MESOP NEWS KOMMENTAR ZUM TAGE : DANK AN HOLGER STELTZNER (FAZ)  

  1. Sept 2017 – FAZ – Die Türkei entfernt sich mit Riesenschritten von Europa. Wer immer noch an „Wandel durch Annäherung“ glaubt, muss naiv oder blind sein. Brüssel darf sich nicht länger wegducken.

Wie lange will Brüssel eigentlich noch an der Illusion festhalten, die Türkei könne der EU beitreten? Wer immer noch an einen „Wandel durch Annäherung“ glaubt, muss naiv oder blind sein. Tatsächlich entfernt sich die Türkei mit Riesenschritten von Europa, wie der EU-Kommissionspräsident Juncker gerade selbst festgestellt hat. Was sind die Konsequenzen dieser Entwicklung?

Wie es scheint, sammelt das Regime des türkischen Sultans Erdogan deutsche Geiseln als menschliches Tauschmaterial. Kurz nachdem ein neues Dekret Erdogan die Vollmacht verleiht, ausländische Häftlinge in türkischen Gefängnissen gegen türkische Gefangene im Ausland auszutauschen, wurden wieder willkürlich Deutsche in der Türkei verhaftet. Erdogans Drohung ist ernst: „Wenn sie bei der Auslieferung nicht behilflich sind, dann sollten sie wissen, dass sie die Bürger, die uns in die Hände fallen, von uns auch nicht bekommen können.“ Da das Regime so gut wie jeden zum Putschisten oder Terroristen erklären kann, ist auch jeder gefährdet, der privat oder geschäftlich in die Türkei reist, in einem türkischen Flughafen umsteigt oder in ein Flugzeug von Turkish Airlines einsteigt.
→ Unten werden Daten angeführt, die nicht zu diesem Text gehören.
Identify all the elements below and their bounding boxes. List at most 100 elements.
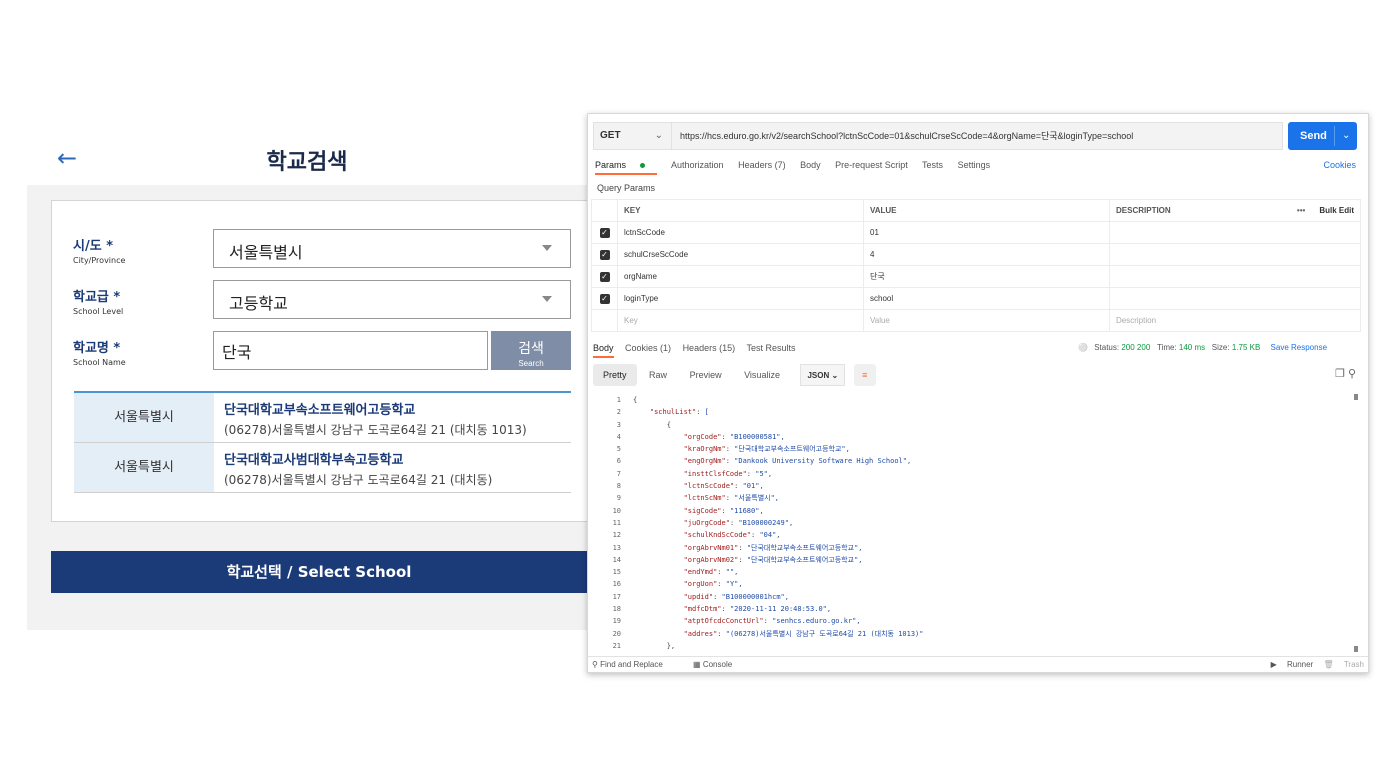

Die Zollunion darf nicht vertieft werden

Die Langmut, mit der Bundeskanzlerin Merkel (CDU) bislang auf die Radikalisierung des türkischen Regimes reagiert, ist bewundernswert, wird aber zunehmend fragwürdig. Müsste Berlin seine Staatsbürger nicht längst vor Reisen in die Türkei warnen? Noch immer kommt ein Drittel der Türkei-Urlauber aus der EU. Aber es braucht mehr. Nötig ist eine Eskalationsleiter bis hinauf zu Sanktionen, die dort wirkt, wo es auch dem Autokraten weh tut, beim Geld. Zwei Drittel der Direktinvestitionen der Türkei stammen aus Europa, 40 Prozent des Außenhandels wickelt das Land mit der EU ab. Die „Heranführungshilfe“ an die EU in Höhe von mehr als 4 Milliarden darf nicht ausbezahlt werden.

Deutschland sollte für Exporte auch keine Hermes-Bürgschaften mehr übernehmen. Warum erhält die Türkei überhaupt Entwicklungshilfe? Auch die Kredite der europäischen Entwicklungsbanken müssen weiter schrumpfen. Selbstverständlich darf die Zollunion mit der Türkei nicht vertieft werden. Da die Zollunion für die Türkei heute schon fast wie der EU-Binnenmarkt wirkt, muss man vielmehr über den Rückbau reden.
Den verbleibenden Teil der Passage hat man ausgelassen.